A Channel 4 documentary broadcast yesterday showed how easy it is to commission a professional `hit’ on someone, using the Dark Web as a portal to arranging serious crimes. Whether you believe that sort of contract is an everyday event is debatable. But there is evidence that criminals see the Dark Web as a shop window for fake ID services, which offers a potential claims headache for insurers.
Here’s some news from the USA on fake IDs on the Dark Web;
An eye-opening 2022 study from cybersecurity experts Privacy Affairs has detailed the astonishingly low price tags for personal information, including credit cards and bank accounts, on the Dark Web. Their research concluded criminals using the dark web need only spend $1,115 for a complete set of a person’s account details, enabling them to create fake IDs and forge private documents, such as passports and driver’s licenses.
However, the cybersecurity and data privacy specialists revealed access to other information is becoming even cheaper. Their Dark Web Price Index 2022 – based on data scanning dark web marketplaces, forums, and websites, revealed:
- Credit card details and associated information. Cost between $17–$120;
- Online banking login information costs $45;
- Hacked Facebook account: $45;
- Cloned VISA with PIN: $20;
- Stolen PayPal account details, minimum $1000 balances: $20.
FAKE ID OPENS THE DOOR TO FAKE CLAIMS
In a lesson to insurers, Thomson Reuters recently published a piece which highlighted how those Dark Web ID docs can open the door to a series of fake unemployment claims. Jon Ross from Risk and Fraud Solutions wrote;
“Prior to the pandemic, the U.S. Department of Labor reported that numbers of UI claims were low, receiving 282,000 claims on 14 March 2020. Less than three weeks later, initial claims rose to 10 times pre-pandemic levels, much greater than state systems were designed to handle. Then, within five months by, 15 August 2020, the Department reported a staggering 57.4 million initial claims, the biggest increase since the Department began recording UI data in 1967.

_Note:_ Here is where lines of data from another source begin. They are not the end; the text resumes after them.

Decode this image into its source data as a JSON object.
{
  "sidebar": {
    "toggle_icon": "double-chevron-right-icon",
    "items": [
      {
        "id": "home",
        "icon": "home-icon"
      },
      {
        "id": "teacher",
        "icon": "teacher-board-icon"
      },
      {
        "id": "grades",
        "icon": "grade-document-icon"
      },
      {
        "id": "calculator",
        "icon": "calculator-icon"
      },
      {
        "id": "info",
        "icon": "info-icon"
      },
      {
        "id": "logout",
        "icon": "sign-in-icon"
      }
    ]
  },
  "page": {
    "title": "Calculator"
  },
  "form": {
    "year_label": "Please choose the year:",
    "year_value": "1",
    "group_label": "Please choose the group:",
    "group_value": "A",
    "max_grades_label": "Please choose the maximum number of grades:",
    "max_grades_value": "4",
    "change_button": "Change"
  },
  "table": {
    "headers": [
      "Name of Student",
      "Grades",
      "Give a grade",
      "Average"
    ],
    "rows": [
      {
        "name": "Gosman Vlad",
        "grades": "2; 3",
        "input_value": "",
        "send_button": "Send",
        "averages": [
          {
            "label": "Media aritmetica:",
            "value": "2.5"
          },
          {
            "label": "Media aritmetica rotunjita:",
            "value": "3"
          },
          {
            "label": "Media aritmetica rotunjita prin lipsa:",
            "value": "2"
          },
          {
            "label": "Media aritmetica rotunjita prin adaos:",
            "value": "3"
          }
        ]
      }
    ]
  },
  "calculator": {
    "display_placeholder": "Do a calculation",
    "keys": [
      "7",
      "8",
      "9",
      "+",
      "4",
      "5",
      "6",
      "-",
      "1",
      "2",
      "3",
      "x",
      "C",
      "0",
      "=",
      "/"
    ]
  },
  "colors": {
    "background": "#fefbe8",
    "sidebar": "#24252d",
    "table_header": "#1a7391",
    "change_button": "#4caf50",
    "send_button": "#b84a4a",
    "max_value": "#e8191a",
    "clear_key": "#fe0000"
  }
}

With these levels of claims, the pandemic created a perfect storm for fraud. Not only was there a high value target, but states, often overwhelmed with claims, navigating new rules, and using outdated systems, have struggled to keep up. Meanwhile criminals became more organized and adopted new sophisticated methods of fraud. Among the key tools available to fraudsters is the dark web, which has become a haven for UI fraud and the go-to place to acquire step-by-step guides on how to steal from state employment programs.”
As governments attempt to force through compulsory biometric ID on the back of the Covid pandemic, some people will always look to create a fake ID to get around all sorts of checks on activity. The Dark Web could become a low cost marketplace, almost a fake Metaverse, where people have a second ID for various reasons.
Insurance brands need to verify online customer ID in new ways, as the switch to digital only insurance inception, admin changes and claims becomes the norm. A way of cross referencing fake, or modified ID being used repeatedly in quote engines and comparison sites could also prove useful in the long run.